Хорст в первое мгновение смутился, а потом неожиданно для себя самого кивнул.
— Вот и отлично, — командор поднялся, — а теперь спите. Завтра вставать до рассвета.
— Теперь ты самый заправский оруженосец! — съерничал Авти и захохотал. — Скоро в благородные запишут!
Хорст, ничего не ответив, полез в мешок за одеялом. Ему совершенно не хотелось сейчас разговаривать.
Ветер, необычайно холодный, дергал за орденский флаг так, точно пытался содрать его с шеста. Плащи хлопали, норовя сорваться с плеч и улететь в затянутую тучами вышину.
Неподалеку виднелись городские ворота и стена, довольно жалкая по сравнению с укреплениями Стагорна. На широком вытоптанном поле у пахнущего помойкой рва стоял Сандир ре Вальф, позади него толпились оруженосцы и послушники.

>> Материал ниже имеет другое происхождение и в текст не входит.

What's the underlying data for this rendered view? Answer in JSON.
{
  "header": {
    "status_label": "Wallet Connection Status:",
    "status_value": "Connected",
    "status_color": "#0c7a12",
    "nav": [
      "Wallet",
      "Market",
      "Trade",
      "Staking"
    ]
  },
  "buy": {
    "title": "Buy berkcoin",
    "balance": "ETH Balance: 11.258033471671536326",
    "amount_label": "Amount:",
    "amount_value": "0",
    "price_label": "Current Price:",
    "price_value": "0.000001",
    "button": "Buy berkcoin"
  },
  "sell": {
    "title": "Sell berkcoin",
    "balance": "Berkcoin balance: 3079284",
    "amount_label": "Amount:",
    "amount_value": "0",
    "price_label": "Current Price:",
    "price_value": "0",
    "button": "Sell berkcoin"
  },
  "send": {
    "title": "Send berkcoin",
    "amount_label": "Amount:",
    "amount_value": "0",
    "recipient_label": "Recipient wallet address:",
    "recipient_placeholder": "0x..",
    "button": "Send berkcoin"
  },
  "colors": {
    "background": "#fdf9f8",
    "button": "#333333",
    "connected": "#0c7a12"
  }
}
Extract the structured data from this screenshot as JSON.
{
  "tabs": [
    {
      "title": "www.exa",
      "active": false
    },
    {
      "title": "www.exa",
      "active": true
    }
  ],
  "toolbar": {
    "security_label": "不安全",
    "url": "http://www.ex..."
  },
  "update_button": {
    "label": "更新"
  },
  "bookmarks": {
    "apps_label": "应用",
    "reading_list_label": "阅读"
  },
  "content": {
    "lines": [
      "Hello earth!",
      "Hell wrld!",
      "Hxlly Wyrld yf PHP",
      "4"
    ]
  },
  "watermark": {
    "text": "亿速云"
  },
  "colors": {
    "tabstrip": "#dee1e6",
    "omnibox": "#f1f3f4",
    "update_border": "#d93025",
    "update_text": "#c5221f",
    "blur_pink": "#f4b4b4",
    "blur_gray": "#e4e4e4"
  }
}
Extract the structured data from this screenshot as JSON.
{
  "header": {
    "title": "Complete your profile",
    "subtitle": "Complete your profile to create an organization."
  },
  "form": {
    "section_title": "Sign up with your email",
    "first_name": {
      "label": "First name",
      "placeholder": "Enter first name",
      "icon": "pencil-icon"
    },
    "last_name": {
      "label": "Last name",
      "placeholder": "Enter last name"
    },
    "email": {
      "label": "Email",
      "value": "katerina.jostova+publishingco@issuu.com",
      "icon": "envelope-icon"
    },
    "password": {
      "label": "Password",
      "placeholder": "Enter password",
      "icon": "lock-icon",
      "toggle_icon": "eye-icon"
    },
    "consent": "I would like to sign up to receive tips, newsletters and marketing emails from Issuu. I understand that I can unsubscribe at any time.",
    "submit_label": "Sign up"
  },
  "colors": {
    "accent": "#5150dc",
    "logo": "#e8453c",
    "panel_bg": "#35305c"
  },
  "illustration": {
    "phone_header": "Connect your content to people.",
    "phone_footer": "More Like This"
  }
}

Напротив расположился городской консул — пухлощекий и приземистый. Ему только что пришлось слезть с коня, и он неловко топтался, как курица, которая никак не может решить: снести ей яйцо или подождать немного. За спиной консула маячили несколько легионеров, пара чиновников, изнеженных, словно женщины, и полтора десятка молодых людей, собирающихся вступить в ряды Ордена.
— Предаю их в ваши руки, — бормотал консул, потирая пухлые ладошки, — надеюсь, что наш долг перед Орденом будет сочтен выполненным?
— Вполне, — ответил ре Вальф, — вы можете идти, во имя Владыки-Порядка.
— Чего он так трясется? — спросил Хорст.
— Боится, — сказал Авти, — этот город обязан каждые десять лет давать в Орден определенное количество людей, а если не сможет этого сделать, то кара обрушится именно на консула.
— Обязан? — удивился Хорст. — Я полагал, тут все добровольно.
— Думаешь, много найдется желающих покинуть дом и отправиться на войну, в которой не бывает добычи и пленниц? На самом деле Полуостров еще во времена Первой Империи поделили на округа в зависимости от количества жителей, и на каждый округ записали определенное число оруженосцев и послушников.
— И что, все поставляют людей? — Хорст ощутил, как на щеку капнуло сверху, и поднял глаза к небу — никак дождь? — Я понимаю — империя, а вот в степях или в княжествах, где каждый благородный сам себе хозяин…
— Тому, кто откажется, грозит Исторжение, — сурово проговорил шут, — и дезертирам из Ордена тоже.
Исторжение, проведенное служителями Порядка, лишало человека защиты от Хаоса. Попавшего под него в считаные дни охватывала одержимость, сжирали жуткие неизлечимые болезни, он сходил с ума и погибал.